Singapore Airlines (SIA) stuck to its position Monday, saying its offer to invest in China Eastern Airlines (CEA) at 3.80 Hong Kong dollars (45 US cents) a share is one that will bring long-term benefits to the Shanghai-based carrier.

SIA's plans to acquire a stake in the struggling Chinese carrier face a potential setback when CEA minority shareholders meet Tuesday to vote on the deal amid growing rumblings the offer price severely undervalues the company.

Air China's parent firm, China National Aviation Corp. (Group) Limited, said Sunday it was ready to pay at least five Hong Kong dollars a share if CEA minority shareholders rejected SIA's offer on Tuesday.

"The strategic partnership proposed by China Eastern, Singapore Airlines and Temasek is a long-term one," said SIA spokesman Stephen Forshaw.

"It is not a financial trade. Its approval by CEA minority shareholders this week will, in our view, be positive for the prospects of China Eastern's share prices.

"We stand by that proposal. Our position is very clear and we have been consistent on it."

SIA and the Singapore state-linked investment firm Temasek signed a preliminary agreement in September to take a combined 24 percent stake in China Eastern for 923 million US dollars, or 3.80 HK dollars a share.

The deal sparked intense jockeying over China Eastern's fate, with Air China and its strategic partner, Hong Kong-based Cathay Pacific Airlines, subsequently making, and then withdrawing, a counter-offer.

The tussle reflects the intense competition for a piece of the China aviation market, particularly the lucrative Shanghai-Hong Kong routes plied by China Eastern.

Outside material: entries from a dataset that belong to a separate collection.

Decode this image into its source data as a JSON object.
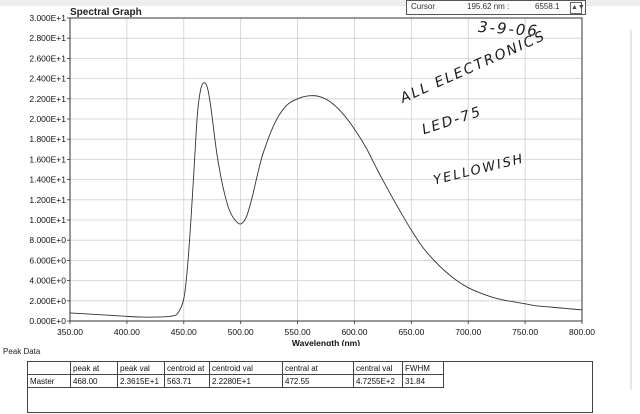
{
  "window": {
    "title": "Spectral Graph",
    "cursor_label": "Cursor",
    "cursor_x": "195.62 nm :",
    "cursor_y": "6558.1",
    "cursor_arrows": "▲▼"
  },
  "chart_data": {
    "type": "line",
    "title": "Spectral Graph",
    "xlabel": "Wavelength (nm)",
    "ylabel": "",
    "xlim": [
      350,
      800
    ],
    "ylim": [
      0,
      30
    ],
    "x_ticks": [
      350,
      400,
      450,
      500,
      550,
      600,
      650,
      700,
      750,
      800
    ],
    "x_tick_labels": [
      "350.00",
      "400.00",
      "450.00",
      "500.00",
      "550.00",
      "600.00",
      "650.00",
      "700.00",
      "750.00",
      "800.00"
    ],
    "y_ticks": [
      0,
      2,
      4,
      6,
      8,
      10,
      12,
      14,
      16,
      18,
      20,
      22,
      24,
      26,
      28,
      30
    ],
    "y_tick_labels": [
      "0.000E+0",
      "2.000E+0",
      "4.000E+0",
      "6.000E+0",
      "8.000E+0",
      "1.000E+1",
      "1.200E+1",
      "1.400E+1",
      "1.600E+1",
      "1.800E+1",
      "2.000E+1",
      "2.200E+1",
      "2.400E+1",
      "2.600E+1",
      "2.800E+1",
      "3.000E+1"
    ],
    "grid": true,
    "series": [
      {
        "color": "#333333",
        "x": [
          350,
          380,
          410,
          430,
          440,
          445,
          450,
          453,
          456,
          459,
          462,
          465,
          468,
          471,
          474,
          477,
          480,
          485,
          490,
          495,
          500,
          505,
          510,
          515,
          520,
          530,
          540,
          550,
          560,
          570,
          580,
          590,
          600,
          610,
          620,
          630,
          640,
          650,
          660,
          670,
          680,
          690,
          700,
          710,
          720,
          730,
          740,
          750,
          760,
          770,
          780,
          790,
          800
        ],
        "y": [
          0.8,
          0.6,
          0.4,
          0.4,
          0.5,
          0.8,
          2.2,
          5.0,
          9.5,
          15.0,
          20.5,
          23.0,
          23.6,
          23.0,
          21.0,
          18.3,
          15.9,
          13.0,
          11.0,
          10.0,
          9.6,
          10.3,
          12.2,
          14.6,
          16.7,
          19.6,
          21.3,
          22.0,
          22.3,
          22.2,
          21.6,
          20.5,
          19.0,
          17.2,
          15.0,
          12.9,
          10.9,
          9.0,
          7.3,
          6.0,
          4.9,
          4.0,
          3.3,
          2.8,
          2.4,
          2.1,
          1.9,
          1.7,
          1.5,
          1.4,
          1.3,
          1.2,
          1.1
        ]
      }
    ]
  },
  "peak_data": {
    "title": "Peak Data",
    "headers": [
      "",
      "peak at",
      "peak val",
      "centroid at",
      "centroid val",
      "central at",
      "central val",
      "FWHM"
    ],
    "rows": [
      [
        "Master",
        "468.00",
        "2.3615E+1",
        "563.71",
        "2.2280E+1",
        "472.55",
        "4.7255E+2",
        "31.84"
      ]
    ]
  },
  "annotations": {
    "date": "3-9-06",
    "line1": "ALL ELECTRONICS",
    "line2": "LED-75",
    "line3": "YELLOWISH"
  }
}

Air China's parent firm, which owns about 12 percent of China Eastern's Hong Kong-listed shares, said it also plans to form a strategic partnership with China Eastern Airlines if the Singapore deal falls through.

The parent firm also said last week it intended to reject the Singaporean offer at Tuesday's shareholders' meeting if the bid, which it said undervalued the Chinese airline, was not improved.